Bei zu zuckerreicher Ernährung steigt der Blutzuckerspiegel nach dem Essen rasant an und die Bauchspeicheldrüse produziert entsprechend viel Insulin, um den Zucker zu verarbeiten. Heißt: Der Blutzuckerspiegel sackt auch fix wieder ab. Das signalisiert dann wiederum Hunger, richtigen Heißhunger – gerne auch auf einen süßen Snack, obwohl die Energiereserven eigentlich gefüllt sind. Denn je schneller der Blutzuckerspiegel sinkt, desto stärker das Gefühl der Unterzuckerung, das im Gehirn entsteht.

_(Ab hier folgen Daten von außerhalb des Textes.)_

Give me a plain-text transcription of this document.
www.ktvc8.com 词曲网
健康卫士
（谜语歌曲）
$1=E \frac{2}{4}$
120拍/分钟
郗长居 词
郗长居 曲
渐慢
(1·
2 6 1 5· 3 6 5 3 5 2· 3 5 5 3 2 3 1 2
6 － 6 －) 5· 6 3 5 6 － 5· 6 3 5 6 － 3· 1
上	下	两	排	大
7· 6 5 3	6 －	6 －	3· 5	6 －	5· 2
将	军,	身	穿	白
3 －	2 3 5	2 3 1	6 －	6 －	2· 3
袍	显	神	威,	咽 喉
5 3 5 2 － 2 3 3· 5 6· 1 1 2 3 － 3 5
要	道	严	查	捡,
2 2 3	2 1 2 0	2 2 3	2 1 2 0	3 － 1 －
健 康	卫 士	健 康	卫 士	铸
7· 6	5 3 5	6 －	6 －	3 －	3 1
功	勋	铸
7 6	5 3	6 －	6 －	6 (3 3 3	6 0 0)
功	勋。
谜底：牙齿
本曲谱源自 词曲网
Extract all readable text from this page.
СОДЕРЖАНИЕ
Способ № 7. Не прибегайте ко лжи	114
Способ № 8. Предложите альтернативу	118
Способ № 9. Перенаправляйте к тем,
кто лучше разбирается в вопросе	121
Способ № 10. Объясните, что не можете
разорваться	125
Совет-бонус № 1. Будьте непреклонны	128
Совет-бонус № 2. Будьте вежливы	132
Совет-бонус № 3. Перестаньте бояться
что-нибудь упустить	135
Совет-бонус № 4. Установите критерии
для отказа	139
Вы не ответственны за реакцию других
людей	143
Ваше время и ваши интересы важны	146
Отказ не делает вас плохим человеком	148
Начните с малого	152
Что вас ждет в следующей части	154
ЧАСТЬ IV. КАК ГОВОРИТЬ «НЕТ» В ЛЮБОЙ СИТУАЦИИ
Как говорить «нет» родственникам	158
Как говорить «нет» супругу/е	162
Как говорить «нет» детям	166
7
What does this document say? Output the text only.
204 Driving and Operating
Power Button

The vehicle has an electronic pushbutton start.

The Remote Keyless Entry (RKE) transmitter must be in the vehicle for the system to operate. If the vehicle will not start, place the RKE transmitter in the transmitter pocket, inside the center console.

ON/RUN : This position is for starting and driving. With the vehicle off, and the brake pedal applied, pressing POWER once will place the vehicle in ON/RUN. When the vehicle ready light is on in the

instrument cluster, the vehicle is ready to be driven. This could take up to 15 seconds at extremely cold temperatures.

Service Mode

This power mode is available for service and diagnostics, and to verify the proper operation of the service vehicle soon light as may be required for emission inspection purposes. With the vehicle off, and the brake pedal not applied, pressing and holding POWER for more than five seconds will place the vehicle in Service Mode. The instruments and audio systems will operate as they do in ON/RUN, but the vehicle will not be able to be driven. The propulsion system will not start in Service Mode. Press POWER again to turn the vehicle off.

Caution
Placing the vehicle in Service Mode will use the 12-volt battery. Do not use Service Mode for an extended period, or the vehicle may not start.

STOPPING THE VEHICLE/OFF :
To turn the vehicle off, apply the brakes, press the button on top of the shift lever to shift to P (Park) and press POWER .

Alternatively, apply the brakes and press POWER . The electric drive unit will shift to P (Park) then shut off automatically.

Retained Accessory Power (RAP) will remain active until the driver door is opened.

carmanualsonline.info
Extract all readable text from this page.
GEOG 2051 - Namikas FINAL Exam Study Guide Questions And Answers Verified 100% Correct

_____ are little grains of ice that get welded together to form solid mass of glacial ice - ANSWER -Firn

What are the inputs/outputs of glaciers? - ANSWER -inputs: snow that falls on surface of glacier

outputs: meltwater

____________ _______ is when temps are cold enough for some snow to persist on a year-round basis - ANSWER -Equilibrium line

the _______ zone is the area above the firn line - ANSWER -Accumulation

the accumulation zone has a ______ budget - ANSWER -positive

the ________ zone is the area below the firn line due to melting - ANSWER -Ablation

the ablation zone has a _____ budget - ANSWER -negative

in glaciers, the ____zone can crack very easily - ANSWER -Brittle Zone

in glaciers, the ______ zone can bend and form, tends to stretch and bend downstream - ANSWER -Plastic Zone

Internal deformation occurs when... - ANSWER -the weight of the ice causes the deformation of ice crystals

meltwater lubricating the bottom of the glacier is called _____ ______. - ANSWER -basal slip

Schadet Süßes auch der Gesundheit?

Dr. Anne Fleck erläutert: „Zu viel Zucker und Süßstoff machen nicht nur dick, sondern fördern zudem niedriggradige Entzündungen und damit auch Erkrankungen des Herz-Kreislauf-Systems.“

Auch das Risiko für Lebererkrankungen steigt mit viel Zuckerverbrauch und natürlich das Diabetesrisiko, in dessen Folge es zu weiteren Krankheiten kommen kann. Zwar wird häufig von ‚Alterszucker’ gesprochen, tatsächlich aber kann zu viel Zucker schon bei Kindern Schaden anrichten. Studien, die im Auftrag der American Health Association ausgewertet wurden, kommen zu einer deutlichen Schlussfolgerung: „Die Aufnahme zugesetzten Zuckers in der frühen Kindheit erscheint besonders schädlich und sollte vermieden werden.“

Dr. med. Anne Fleck rät deshalb in ihrem Buch „Schlank! und gesund mit der Doc Fleck Methode“ zu einem radikalen Schnitt: „Zucker als Treiber für Insulinausstoß und Heißhunger wird vorerst konsequent verbannt. So wird der Stoffwechsel aktiviert, chronische Entzündungen werden gezähmt und das Darmmilieu auf schlank gedüngt.“

Was tut die Gesundheitspolitik?

Seit im April in Großbritannien eine Steuer auf zuckerhaltige Getränke erhoben wird, kommt auch in Deutschland eine Diskussion in Gang, die den Zuckergehalt in Limos und künstlich gesüßten Fruchtsäften aufs Korn nimmt. Denn schon bevor die Steuer in Großbritannien fällig wurde, reduzierten Hersteller den Zucker deutlich. Die Verbraucherorganisation Foodwatch fordert diese Steuer, die nicht die Verbraucher, sondern die Industrie zahlen müsste, auch in Deutschland. „Die Bundesregierung muss die Hersteller von stark überzuckerten Getränken verpflichten, eine Abgabe zu zahlen“, heißt es in dem von Foodwatch im April veröffentlichten Coca-Cola-Report.